While patch management is indeed critical, Spradlin warns against using free patch management tools supplied by vendors. In recent years, the use of alternative OS platforms has grown among midsized businesses. The Linux and Macintosh platforms are both on the rise, and Android, IOS and Google Chrome are likely to follow. "Small to medium size businesses that used to be primarily Windows shops could rely on a certain set of tools that were Windows-only," says Spradlin. "They are now struggling to make sure that they have IT competency across other platforms, and are having to look at tools that cover those other platforms as well." She cites Microsoft's WSUS service as an example. While certainly adequate for an all-Microsoft environment, "it does not cover any of the third-party applications, and those are becoming even more critical. We're seeing many, many more malware exploits directed at Apple products, Adobe, Firefox and Java."

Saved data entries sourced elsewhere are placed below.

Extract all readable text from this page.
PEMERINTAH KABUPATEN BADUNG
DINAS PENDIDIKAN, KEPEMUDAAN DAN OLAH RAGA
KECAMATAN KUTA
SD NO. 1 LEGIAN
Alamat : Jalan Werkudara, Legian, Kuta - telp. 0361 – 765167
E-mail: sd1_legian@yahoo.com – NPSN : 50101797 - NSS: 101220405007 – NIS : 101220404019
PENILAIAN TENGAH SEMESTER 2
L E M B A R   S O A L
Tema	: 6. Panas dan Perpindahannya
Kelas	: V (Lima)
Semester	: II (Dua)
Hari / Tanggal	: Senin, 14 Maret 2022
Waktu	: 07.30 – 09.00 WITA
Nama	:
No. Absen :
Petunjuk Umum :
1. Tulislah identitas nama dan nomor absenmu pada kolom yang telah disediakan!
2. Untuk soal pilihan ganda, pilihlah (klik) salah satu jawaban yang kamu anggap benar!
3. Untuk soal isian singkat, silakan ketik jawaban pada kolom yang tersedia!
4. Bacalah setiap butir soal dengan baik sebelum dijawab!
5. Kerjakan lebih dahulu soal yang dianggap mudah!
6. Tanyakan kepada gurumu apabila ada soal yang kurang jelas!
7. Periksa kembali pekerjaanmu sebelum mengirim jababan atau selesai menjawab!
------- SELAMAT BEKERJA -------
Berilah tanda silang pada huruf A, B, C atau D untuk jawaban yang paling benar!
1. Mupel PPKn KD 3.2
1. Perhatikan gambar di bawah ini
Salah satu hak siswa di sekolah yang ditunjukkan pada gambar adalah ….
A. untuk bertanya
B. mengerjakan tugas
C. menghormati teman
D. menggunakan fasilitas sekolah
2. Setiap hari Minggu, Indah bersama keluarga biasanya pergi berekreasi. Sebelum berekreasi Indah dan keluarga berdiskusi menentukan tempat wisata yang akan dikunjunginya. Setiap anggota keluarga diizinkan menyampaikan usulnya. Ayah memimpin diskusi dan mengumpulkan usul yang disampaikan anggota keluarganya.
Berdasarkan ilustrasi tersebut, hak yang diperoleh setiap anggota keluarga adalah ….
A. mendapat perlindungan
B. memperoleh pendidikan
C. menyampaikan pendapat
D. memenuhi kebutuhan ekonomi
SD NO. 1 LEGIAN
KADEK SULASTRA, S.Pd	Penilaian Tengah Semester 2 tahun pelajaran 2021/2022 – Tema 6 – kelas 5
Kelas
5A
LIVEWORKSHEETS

The main problem with a OS or application vendor solution, says Spradlin, is that it "gives you no enterprise visibility into whether or not those patches are truly applied. It does not enforce the patches. Plus it doesn't provide the level of reporting and deployment control most organizations need today. And each update service only covers that vendor's activity, so you're going to end up with gaps."

Whatever solution a company may choose, Spradlin advises, "The most important element to all of this is visibility. Knowing exactly what is connected to your network, what software is installed, who has access to what, what kind of data your organization stores, and where you store it."

"Secure the endpoints... You cannot rely on your firewall anymore."

Two tenets of cost management

The challenge of gaining this level of visibility while providing endpoint security and related patch management can be daunting to companies with limited resources. Spradlin recommends two strategies for managing patches efficiently and economically. The first is vendor consolidation. "The fewer the vendors that you're dealing with from an endpoint management and security perspective, the less infrastructure, the fewer number of endpoint agents – all of that will combine to lower your costs through longer hardware refresh cycles, less time spent calling support lines, less money spent on software licenses and on hardware to run those management tools. It's a lot more than just the software license alone."

The second strategy is prioritization. Businesses that collect sensitive financial or health-related data, for example, need to evaluate whether they apply tight security across the entire environment or only to systems that deal with sensitive data that requires strong protection.

As mobility and the interconnectedness of people and data continues to increase, so do the business opportunities, but the risks are growing as well. With the right endpoint security tools and policies in place, midsized businesses can protect themselves from the increasingly sophisticated threats and intrusions, and fully capitalize on their opportunity to become the engines of a smarter planet.